HABER MERKEZİ –
“O da vurmalıydı. Anasının, babasının, kardeşlerinin, halalarının, teyzelerinin intikamını almalıydı. Ancak böyle bitecekti kavga, onun da yurdu olacaktı kan gölü üzerine kurulan. Ama özgür, mutlu ve kardeşçe yaşayacaktı. Sürülmeyecekti artık bir yerden bir başka yere. Kan, barut ve ateş kokmayacaktı sokaklar. Özgürlük türküleriyle büyüyecekti yeni doğan bebeler. Çekmeyeceklerdi; Firuz, Şaro, Yasin… bebelerin çektiklerini. İşte Sana’m da bunu biliyordu, böyle bir yaşam için ölümü kucakladığında. Ne de çok benziyorsunuz ülkem çocuklarına.”

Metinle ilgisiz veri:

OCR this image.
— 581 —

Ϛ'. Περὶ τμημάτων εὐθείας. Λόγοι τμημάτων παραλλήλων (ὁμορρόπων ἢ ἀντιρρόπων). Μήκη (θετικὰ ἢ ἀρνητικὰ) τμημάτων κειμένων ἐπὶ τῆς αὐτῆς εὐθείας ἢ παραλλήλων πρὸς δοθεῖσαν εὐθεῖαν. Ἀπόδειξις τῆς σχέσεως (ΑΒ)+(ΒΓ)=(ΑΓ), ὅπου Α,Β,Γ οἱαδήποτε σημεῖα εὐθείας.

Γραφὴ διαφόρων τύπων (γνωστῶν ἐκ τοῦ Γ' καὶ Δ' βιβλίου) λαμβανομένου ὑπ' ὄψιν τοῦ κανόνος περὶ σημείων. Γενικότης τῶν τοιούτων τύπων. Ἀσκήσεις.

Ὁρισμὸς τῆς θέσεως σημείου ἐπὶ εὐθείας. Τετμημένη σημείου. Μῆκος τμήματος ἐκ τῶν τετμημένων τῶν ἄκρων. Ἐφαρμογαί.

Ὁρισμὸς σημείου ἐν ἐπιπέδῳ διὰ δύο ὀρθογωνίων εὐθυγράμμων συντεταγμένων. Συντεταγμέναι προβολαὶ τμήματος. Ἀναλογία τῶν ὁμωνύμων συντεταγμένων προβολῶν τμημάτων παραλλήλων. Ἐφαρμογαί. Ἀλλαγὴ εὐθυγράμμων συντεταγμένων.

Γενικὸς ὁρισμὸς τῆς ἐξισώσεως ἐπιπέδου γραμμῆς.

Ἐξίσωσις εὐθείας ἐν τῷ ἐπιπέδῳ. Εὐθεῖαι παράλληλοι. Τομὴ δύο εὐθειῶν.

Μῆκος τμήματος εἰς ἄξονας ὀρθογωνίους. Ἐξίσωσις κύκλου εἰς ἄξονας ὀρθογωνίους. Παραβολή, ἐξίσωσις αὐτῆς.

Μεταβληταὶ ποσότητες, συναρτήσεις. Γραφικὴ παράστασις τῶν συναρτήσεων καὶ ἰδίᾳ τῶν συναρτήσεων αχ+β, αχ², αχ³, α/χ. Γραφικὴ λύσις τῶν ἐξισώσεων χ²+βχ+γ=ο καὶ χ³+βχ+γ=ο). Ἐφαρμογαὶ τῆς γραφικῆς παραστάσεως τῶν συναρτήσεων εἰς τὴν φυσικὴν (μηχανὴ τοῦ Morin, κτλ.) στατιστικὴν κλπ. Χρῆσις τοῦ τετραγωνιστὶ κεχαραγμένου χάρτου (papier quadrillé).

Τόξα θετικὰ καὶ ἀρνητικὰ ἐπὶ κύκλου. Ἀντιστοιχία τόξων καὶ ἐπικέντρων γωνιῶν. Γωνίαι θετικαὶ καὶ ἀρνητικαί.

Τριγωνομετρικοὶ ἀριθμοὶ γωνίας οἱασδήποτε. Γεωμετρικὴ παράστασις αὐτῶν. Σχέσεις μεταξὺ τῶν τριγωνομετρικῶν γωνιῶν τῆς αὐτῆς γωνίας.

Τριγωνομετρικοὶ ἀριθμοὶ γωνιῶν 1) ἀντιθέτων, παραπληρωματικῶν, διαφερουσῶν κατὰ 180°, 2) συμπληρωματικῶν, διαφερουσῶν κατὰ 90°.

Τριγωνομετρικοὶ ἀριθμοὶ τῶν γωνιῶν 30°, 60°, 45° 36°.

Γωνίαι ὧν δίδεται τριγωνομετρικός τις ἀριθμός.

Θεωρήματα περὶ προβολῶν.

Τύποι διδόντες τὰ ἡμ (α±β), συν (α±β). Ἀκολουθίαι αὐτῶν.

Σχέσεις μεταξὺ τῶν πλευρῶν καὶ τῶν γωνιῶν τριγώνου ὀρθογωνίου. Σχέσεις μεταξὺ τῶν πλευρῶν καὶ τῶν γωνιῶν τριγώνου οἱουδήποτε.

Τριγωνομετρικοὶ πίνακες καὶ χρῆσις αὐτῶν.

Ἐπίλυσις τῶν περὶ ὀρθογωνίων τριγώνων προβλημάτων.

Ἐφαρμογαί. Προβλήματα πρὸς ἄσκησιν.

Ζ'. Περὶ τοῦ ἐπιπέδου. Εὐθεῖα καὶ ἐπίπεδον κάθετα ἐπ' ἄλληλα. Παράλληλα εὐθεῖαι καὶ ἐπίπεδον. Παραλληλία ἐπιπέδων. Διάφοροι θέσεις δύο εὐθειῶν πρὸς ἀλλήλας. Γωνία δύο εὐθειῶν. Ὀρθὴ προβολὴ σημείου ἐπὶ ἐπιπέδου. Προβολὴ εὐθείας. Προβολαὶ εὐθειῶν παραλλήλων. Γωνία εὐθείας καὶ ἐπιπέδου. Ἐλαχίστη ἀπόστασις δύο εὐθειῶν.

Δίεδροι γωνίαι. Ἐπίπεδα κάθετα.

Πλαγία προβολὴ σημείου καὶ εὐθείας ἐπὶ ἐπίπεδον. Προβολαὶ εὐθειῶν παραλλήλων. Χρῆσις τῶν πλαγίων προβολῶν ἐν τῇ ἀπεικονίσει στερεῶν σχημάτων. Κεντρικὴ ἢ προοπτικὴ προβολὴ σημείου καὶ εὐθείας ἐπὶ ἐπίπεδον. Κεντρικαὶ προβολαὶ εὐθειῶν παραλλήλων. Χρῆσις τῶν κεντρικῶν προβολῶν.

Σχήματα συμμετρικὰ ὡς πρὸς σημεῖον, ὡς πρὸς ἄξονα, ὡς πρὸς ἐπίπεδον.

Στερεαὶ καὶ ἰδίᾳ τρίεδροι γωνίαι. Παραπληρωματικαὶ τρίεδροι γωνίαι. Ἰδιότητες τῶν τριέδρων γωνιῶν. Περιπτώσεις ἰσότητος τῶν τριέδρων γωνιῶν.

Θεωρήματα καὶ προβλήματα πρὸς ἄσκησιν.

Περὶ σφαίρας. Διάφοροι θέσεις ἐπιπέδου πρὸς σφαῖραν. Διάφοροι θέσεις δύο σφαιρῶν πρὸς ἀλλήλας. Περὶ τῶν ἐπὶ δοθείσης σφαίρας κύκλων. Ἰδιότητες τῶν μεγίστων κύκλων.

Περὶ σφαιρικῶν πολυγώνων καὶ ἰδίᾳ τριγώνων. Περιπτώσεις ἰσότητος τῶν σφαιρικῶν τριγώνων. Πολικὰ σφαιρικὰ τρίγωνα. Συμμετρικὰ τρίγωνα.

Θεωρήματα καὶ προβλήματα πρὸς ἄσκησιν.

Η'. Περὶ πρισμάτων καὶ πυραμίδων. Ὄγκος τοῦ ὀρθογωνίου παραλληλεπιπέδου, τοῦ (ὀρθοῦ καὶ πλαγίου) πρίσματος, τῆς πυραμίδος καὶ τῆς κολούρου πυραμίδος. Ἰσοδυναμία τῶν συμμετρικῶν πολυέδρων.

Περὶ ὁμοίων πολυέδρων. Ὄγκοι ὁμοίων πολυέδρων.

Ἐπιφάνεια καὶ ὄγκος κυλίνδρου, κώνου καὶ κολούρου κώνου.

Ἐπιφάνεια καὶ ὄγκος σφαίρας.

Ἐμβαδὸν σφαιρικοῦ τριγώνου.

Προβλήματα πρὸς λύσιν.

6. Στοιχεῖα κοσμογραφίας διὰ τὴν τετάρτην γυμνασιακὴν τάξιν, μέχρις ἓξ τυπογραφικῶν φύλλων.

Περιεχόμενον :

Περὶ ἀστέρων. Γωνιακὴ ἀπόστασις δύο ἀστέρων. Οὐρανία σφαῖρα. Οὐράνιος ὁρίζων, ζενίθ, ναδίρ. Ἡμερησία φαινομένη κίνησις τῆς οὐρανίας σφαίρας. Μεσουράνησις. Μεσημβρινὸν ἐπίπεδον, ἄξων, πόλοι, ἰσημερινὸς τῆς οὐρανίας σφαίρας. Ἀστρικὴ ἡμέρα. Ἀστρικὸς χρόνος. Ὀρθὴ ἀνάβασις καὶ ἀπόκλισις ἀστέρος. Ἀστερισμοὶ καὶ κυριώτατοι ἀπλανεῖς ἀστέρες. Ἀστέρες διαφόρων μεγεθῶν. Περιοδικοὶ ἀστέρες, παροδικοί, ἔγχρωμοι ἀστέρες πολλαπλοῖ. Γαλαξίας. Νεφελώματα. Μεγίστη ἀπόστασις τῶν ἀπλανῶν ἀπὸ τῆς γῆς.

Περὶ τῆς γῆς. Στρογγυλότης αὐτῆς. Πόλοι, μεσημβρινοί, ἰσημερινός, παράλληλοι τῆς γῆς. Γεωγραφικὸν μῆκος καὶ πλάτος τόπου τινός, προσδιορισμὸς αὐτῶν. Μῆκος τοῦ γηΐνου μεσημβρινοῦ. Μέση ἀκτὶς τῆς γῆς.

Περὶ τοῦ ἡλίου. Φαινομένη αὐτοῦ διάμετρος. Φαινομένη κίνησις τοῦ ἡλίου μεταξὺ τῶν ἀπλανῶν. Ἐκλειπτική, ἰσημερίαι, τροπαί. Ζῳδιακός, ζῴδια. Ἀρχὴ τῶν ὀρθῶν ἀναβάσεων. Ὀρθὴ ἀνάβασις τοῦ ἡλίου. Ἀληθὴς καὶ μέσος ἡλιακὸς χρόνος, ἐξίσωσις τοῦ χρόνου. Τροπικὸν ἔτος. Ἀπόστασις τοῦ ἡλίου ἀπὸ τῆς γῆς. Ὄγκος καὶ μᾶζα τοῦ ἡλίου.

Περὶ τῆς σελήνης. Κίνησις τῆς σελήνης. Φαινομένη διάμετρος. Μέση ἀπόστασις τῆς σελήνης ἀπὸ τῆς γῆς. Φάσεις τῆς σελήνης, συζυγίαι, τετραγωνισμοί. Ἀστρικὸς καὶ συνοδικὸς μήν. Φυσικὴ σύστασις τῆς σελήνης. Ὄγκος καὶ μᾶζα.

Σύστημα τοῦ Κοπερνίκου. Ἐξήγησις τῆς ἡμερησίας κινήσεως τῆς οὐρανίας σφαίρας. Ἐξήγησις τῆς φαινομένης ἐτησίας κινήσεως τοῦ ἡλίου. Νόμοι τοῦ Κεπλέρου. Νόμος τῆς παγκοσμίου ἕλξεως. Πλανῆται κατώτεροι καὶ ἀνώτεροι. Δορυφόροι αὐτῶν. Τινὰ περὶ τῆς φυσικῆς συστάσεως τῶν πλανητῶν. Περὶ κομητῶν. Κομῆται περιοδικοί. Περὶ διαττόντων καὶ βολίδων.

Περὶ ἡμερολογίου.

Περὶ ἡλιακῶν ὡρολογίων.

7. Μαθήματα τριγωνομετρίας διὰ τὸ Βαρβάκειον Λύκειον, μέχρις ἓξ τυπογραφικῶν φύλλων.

Sara-Sakine Cansız Yoldaş’ın, 1982 yılında Lübnan’da Filistinlilerin bulunduğu Sabra ve Şatilla Kamplarında yaşanan katliama ilişkin kaleme aldığı yazıyı sizlerle ilk defa paylaşıyoruz. 1985 yılının Haziran ayında kaleme aldığı yazısında Sakine Cansız, Amed Zindanı’nda direnişin zaferle sonuçlandığı, devrim ateşinin Kürdistan’da sönmemecesine yakıldığı bir dönemde, devrimci yüreğini yaralayan Sabra ve Şatilla Kamplarındaki katliamı 3. yıldönümünde şu sözlerle anlatıyor:
Bir kadın göğsünü yumrukluyordu parçalarcasına… Üst üste yığılmış cesetlerin üstüne kapanmış, tüm hiddetiyle ağlıyordu. Seçemiyordu, seçilemiyordu hiç biri; parçalanmış, yarıklar ve kan içindeydi hepsi. Oysa biri henüz on beşine yeni basmış taze kızı Yasemin, diğerleri de; bebesi Yasin, gelini Sahra ve büyük oğlu Yaser’di. Hepsi… hepsi tanıdıktı. Ama o hala tanıdık sima arıyordu. Dövünerek koşuyordu, şimdi bir başka ceset yığını üzerine kapanmıştı. Onlar da… akraba, dost, konukomşuydu.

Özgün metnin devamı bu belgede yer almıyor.